Ein Sommertraum

Posted in Die Feder on Oktober 4th, 2011 by

Du liegst mit geschlossenen Augen im Gras. Die Sonne scheint auf dich hinunter und erwärmt deine Haut. Deine Finger streichen sanft durch das hohe Gras und fühlen jeden einzelnen Grashalm und jede einzelne Blume. Der Geruch einer Blumenwiese steigt dir in die Nase – und darunter mischt sich leicht der Geruch von durch die Sonne erwärmten Waldboden. Zu deiner rechten hörst du das leichte gurgeln eines kleinen Baches, der sanft durch die Landschaft dahin fließt. Du fährst dir leicht mit der Zunge über die Lippen und schmeckst deinen eigenen leicht salzigen Schweiß, der sich dort gesammelt hat.
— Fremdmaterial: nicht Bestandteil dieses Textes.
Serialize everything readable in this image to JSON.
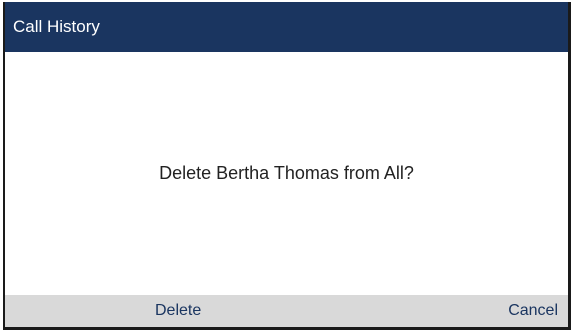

Du liegst eine Weile dort und genießt es nur dort so zu liegen. Aus der Ferne hörst du kurz den Ruf einer einzelnen Krähe. Die vereinzelten Schatten von Wolken ziehen über deine geschlossenen Augen und ein leichter Lufthauch streift deine von der Sonne aufgewärmt Haut. Du fühlst wie deine Härchen sich aufrichten, ein leichtes Frösteln durchfährt deinen ganzen Körper aus, als die Gänsehaut sich ausbreitet. Die Wolken verdecken die Sonne und der Wind frischt ein wenig auf. In der Ferne hörst du wieder den Ruf einer Krähe. Du spürst die Kälte langsam aufkommen und bemerkst einen Geruch der einen aufkommenden Sturm ankündigt. Du willst die Augen nicht öffnen, du weißt nicht warum, aber du fürchtest dich es zu tun.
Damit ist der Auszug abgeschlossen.